Are you looking for regex verification that the link contains key information such as http:// and valid TLD codes? If so I'm sure a regex expert will drop by, or have a look at regexlib.com which contains lots of existing regex for dealing with URLs.
Or are you wanting to verify that a website exists then I would recommend Python + Requests as you could script out checks to see if websites exist and don't return error codes.
It's a task which I'm currently undertaking for pretty much the same purpose at work.

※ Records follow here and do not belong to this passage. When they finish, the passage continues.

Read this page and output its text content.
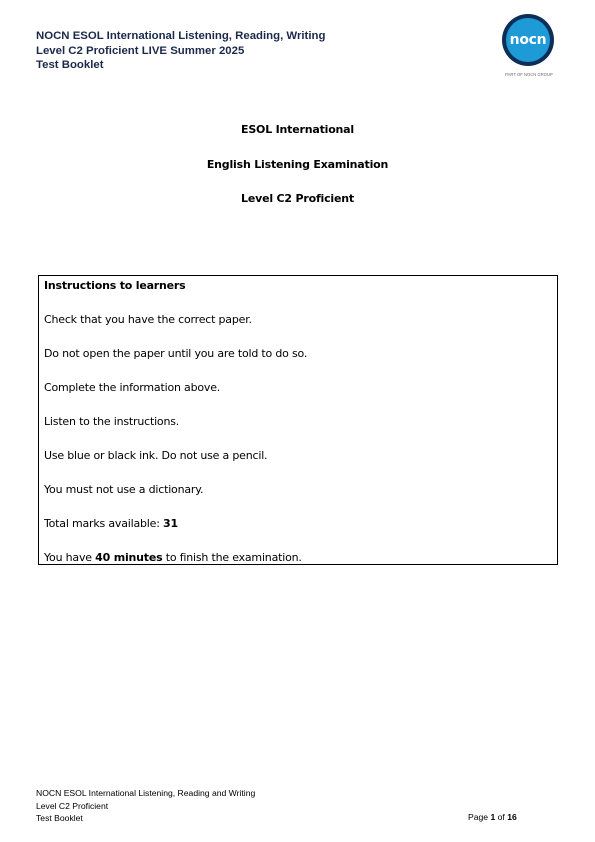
NOCN ESOL International Listening, Reading, Writing
Level C2 Proficient LIVE Summer 2025
Test Booklet
nocn
PART OF NOCN GROUP
ESOL International
English Listening Examination
Level C2 Proficient
Instructions to learners
Check that you have the correct paper.
Do not open the paper until you are told to do so.
Complete the information above.
Listen to the instructions.
Use blue or black ink. Do not use a pencil.
You must not use a dictionary.
Total marks available: 31
You have 40 minutes to finish the examination.
NOCN ESOL International Listening, Reading and Writing
Level C2 Proficient
Test Booklet	Page 1 of 16
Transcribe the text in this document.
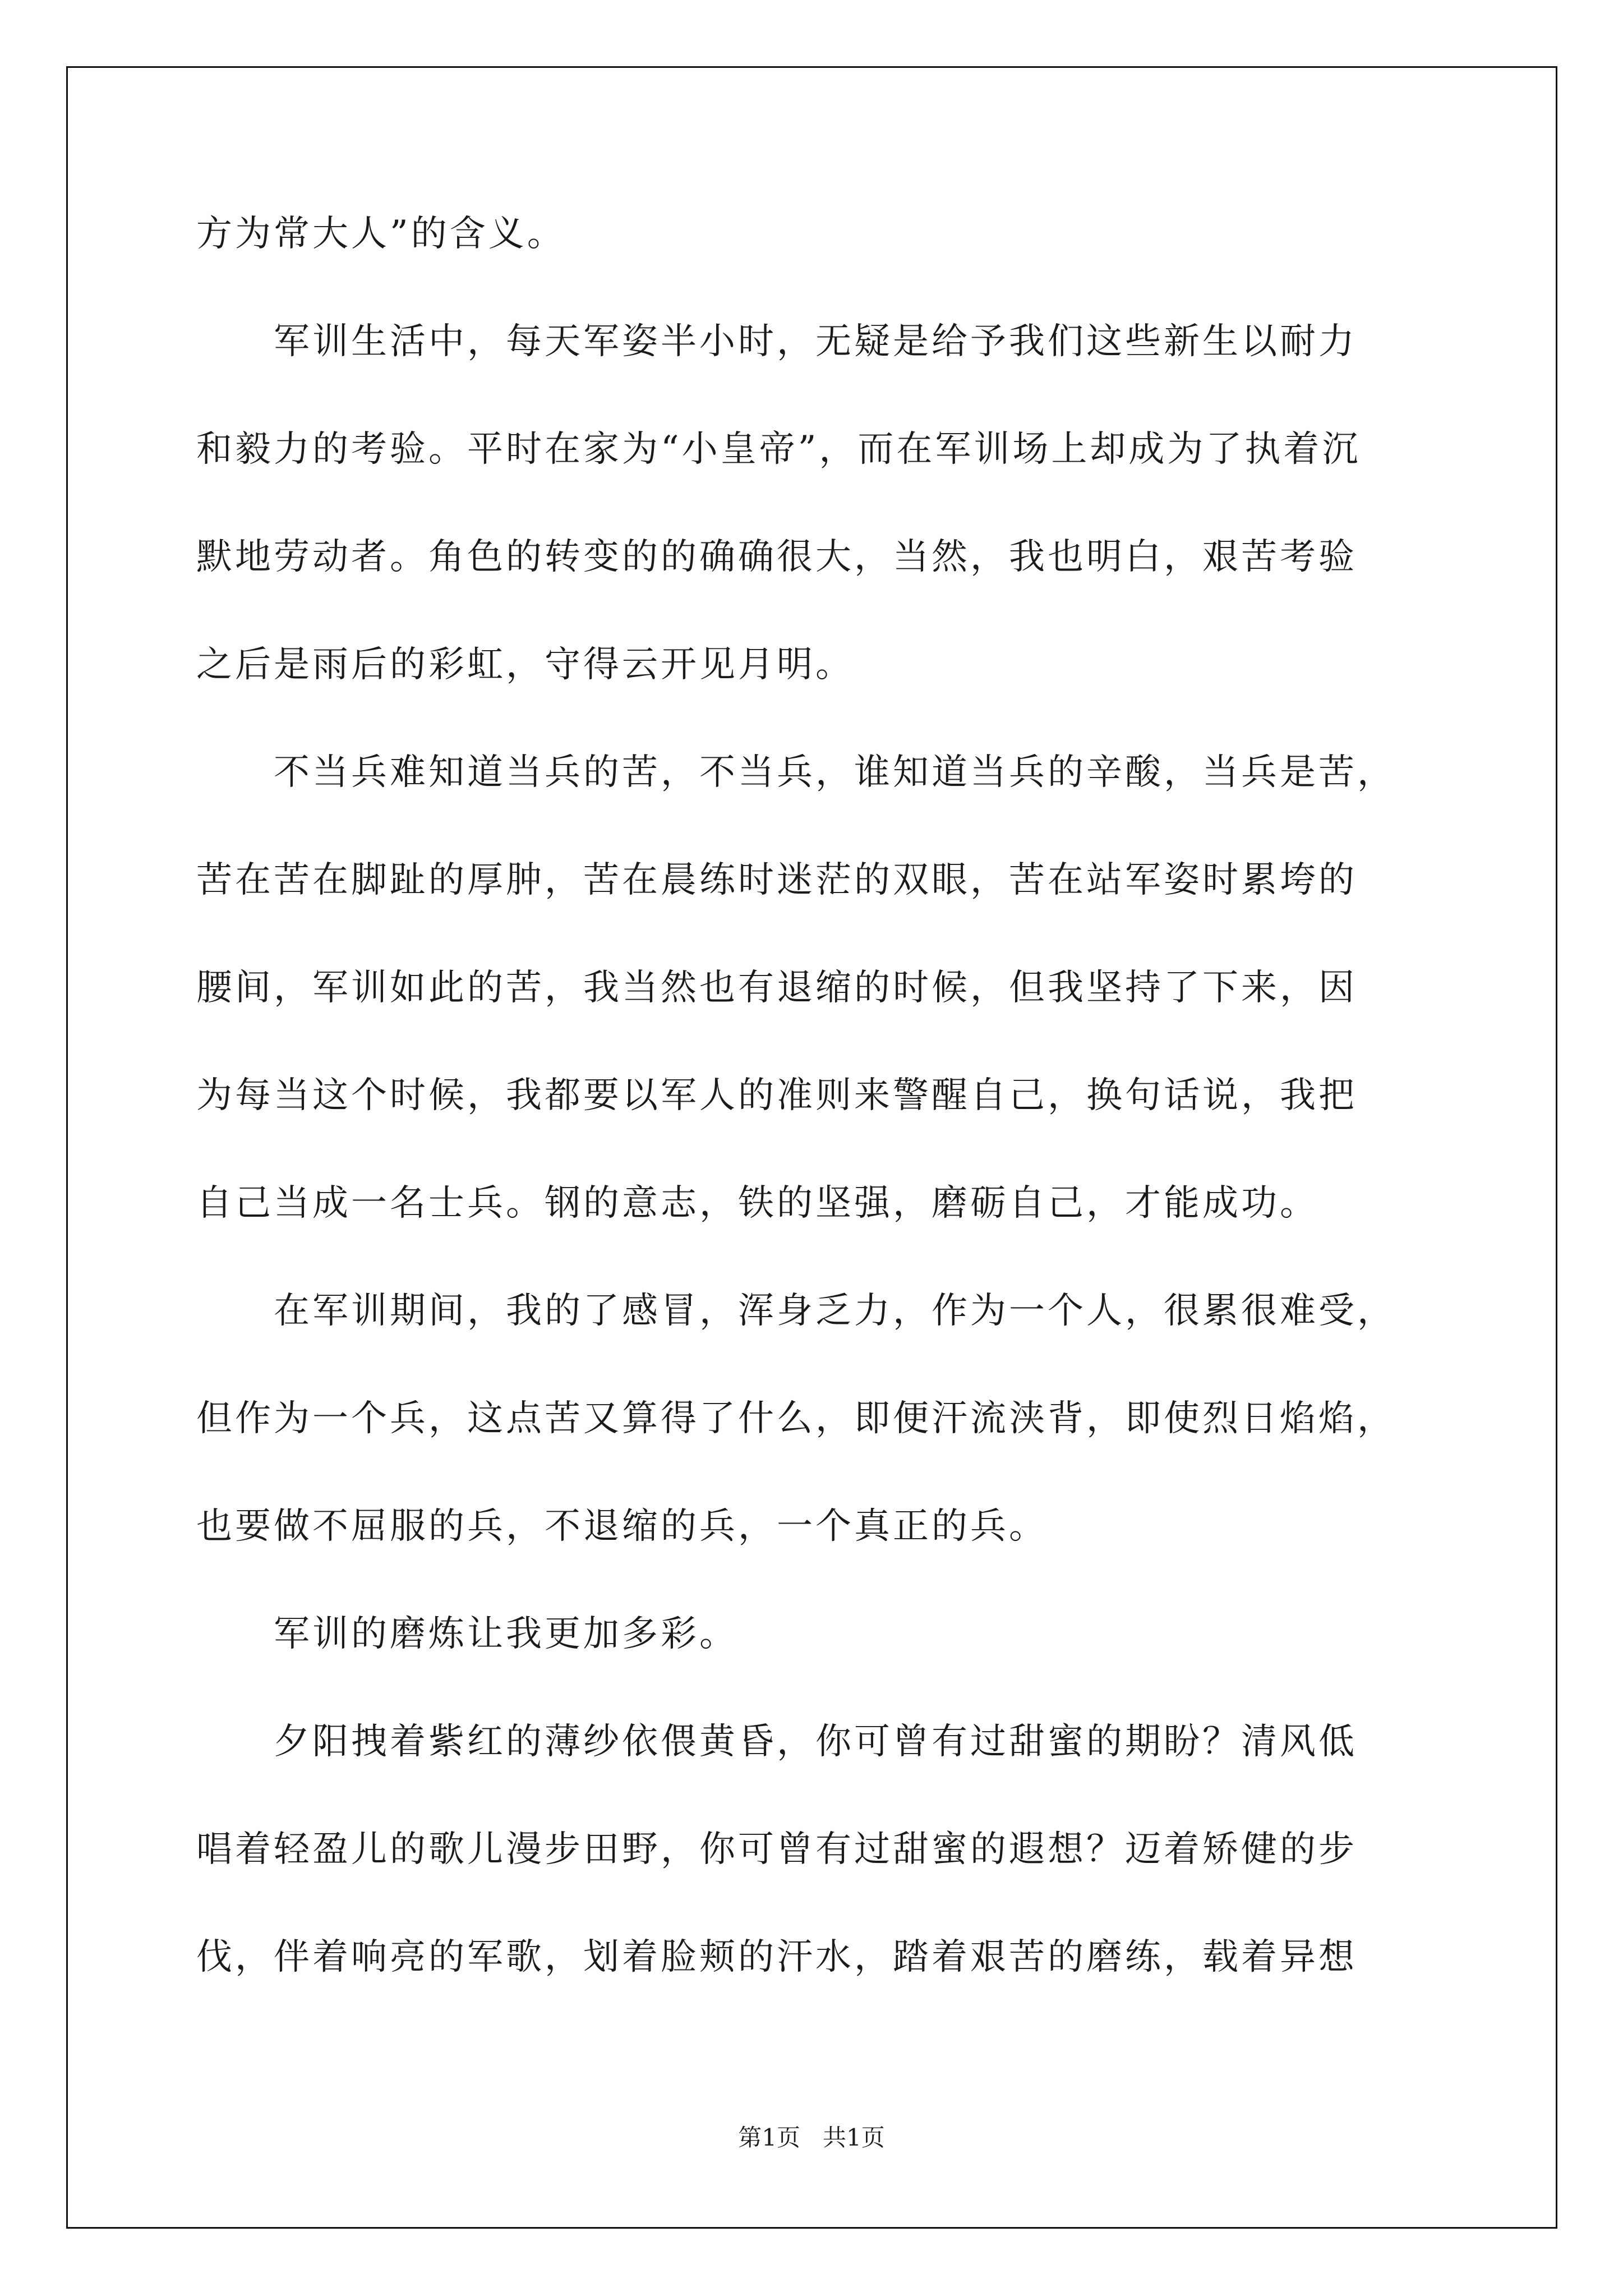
方为常大人”的含义。
　　军训生活中，每天军姿半小时，无疑是给予我们这些新生以耐力
和毅力的考验。平时在家为“小皇帝”，而在军训场上却成为了执着沉
默地劳动者。角色的转变的的确确很大，当然，我也明白，艰苦考验
之后是雨后的彩虹，守得云开见月明。
　　不当兵难知道当兵的苦，不当兵，谁知道当兵的辛酸，当兵是苦，
苦在苦在脚趾的厚肿，苦在晨练时迷茫的双眼，苦在站军姿时累垮的
腰间，军训如此的苦，我当然也有退缩的时候，但我坚持了下来，因
为每当这个时候，我都要以军人的准则来警醒自己，换句话说，我把
自己当成一名士兵。钢的意志，铁的坚强，磨砺自己，才能成功。
　　在军训期间，我的了感冒，浑身乏力，作为一个人，很累很难受，
但作为一个兵，这点苦又算得了什么，即便汗流浃背，即使烈日焰焰，
也要做不屈服的兵，不退缩的兵，一个真正的兵。
　　军训的磨炼让我更加多彩。
　　夕阳拽着紫红的薄纱依偎黄昏，你可曾有过甜蜜的期盼？清风低
唱着轻盈儿的歌儿漫步田野，你可曾有过甜蜜的遐想？迈着矫健的步
伐，伴着响亮的军歌，划着脸颊的汗水，踏着艰苦的磨练，载着异想
第1页 共1页
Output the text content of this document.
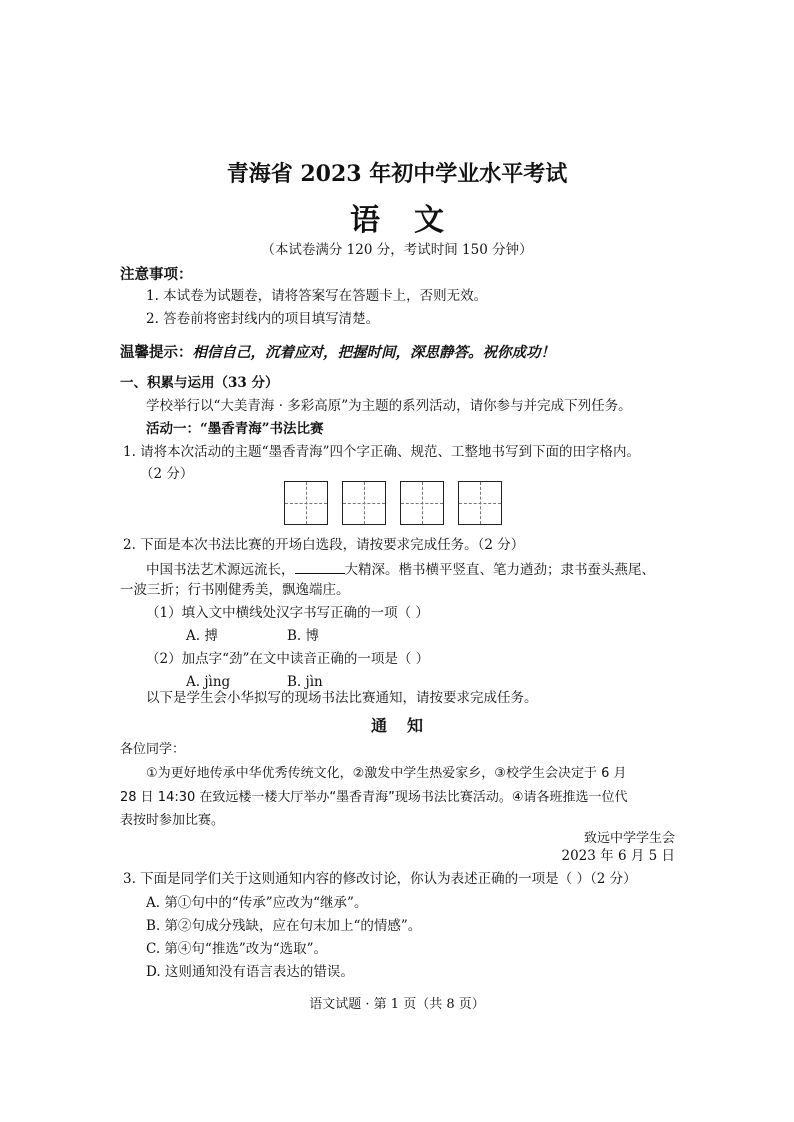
青海省 2023 年初中学业水平考试
语文
（本试卷满分 120 分，考试时间 150 分钟）
注意事项：
1. 本试卷为试题卷，请将答案写在答题卡上，否则无效。
2. 答卷前将密封线内的项目填写清楚。
温馨提示：相信自己，沉着应对，把握时间，深思静答。祝你成功！
一、积累与运用（33 分）
学校举行以“大美青海 · 多彩高原”为主题的系列活动，请你参与并完成下列任务。
活动一：“墨香青海”书法比赛
1. 请将本次活动的主题“墨香青海”四个字正确、规范、工整地书写到下面的田字格内。
（2 分）
2. 下面是本次书法比赛的开场白选段，请按要求完成任务。（2 分）
中国书法艺术源远流长，	大精深。楷书横平竖直、笔力遒劲；隶书蚕头燕尾、
一波三折；行书刚健秀美，飘逸端庄。
（1）填入文中横线处汉字书写正确的一项（ ）
A. 搏	B. 博
（2）加点字“劲”在文中读音正确的一项是（ ）
A. jìng	B. jìn
以下是学生会小华拟写的现场书法比赛通知，请按要求完成任务。
通知
各位同学：
①为更好地传承中华优秀传统文化，②激发中学生热爱家乡，③校学生会决定于 6 月
28 日 14:30 在致远楼一楼大厅举办“墨香青海”现场书法比赛活动。④请各班推选一位代
表按时参加比赛。
致远中学学生会
2023 年 6 月 5 日
3. 下面是同学们关于这则通知内容的修改讨论，你认为表述正确的一项是（ ）（2 分）
A. 第①句中的“传承”应改为“继承”。
B. 第②句成分残缺，应在句末加上“的情感”。
C. 第④句“推选”改为“选取”。
D. 这则通知没有语言表达的错误。
语文试题 · 第 1 页（共 8 页）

We have about 54k links to get processed automatically.
Collect links by:
enumerating links using API, or dumping as text and linkifying the result, or saving as html PDFMiner.
Make requests to check them:
there are plethora of options depending on your needs.
https://stackoverflow.com/a/42178474/1587329's advice was inspiration to write this simple tool (see gist):
'''loads pdf file in sys.argv[1], extracts URLs, tries to load each URL'''
import urllib
import sys
import PyPDF2
# credits to stackoverflow.com/questions/27744210
def extract_urls(filename):
'''extracts all urls from filename'''
PDFFile = open(filename,'rb')
PDF = PyPDF2.PdfFileReader(PDFFile)
pages = PDF.getNumPages()
key = '/Annots'
uri = '/URI'
ank = '/A'
for page in range(pages):
pageSliced = PDF.getPage(page)
pageObject = pageSliced.getObject()
if pageObject.has_key(key):
ann = pageObject[key]
for a in ann:
u = a.getObject()
if u[ank].has_key(uri):
yield u[ank][uri]
def check_http_url(url):
urllib.urlopen(url)
if __name__ == "__main__":
for url in extract_urls(sys.argv[1]):
check_http_url(url)
Save to filename.py, run as python filename.py pdfname.pdf.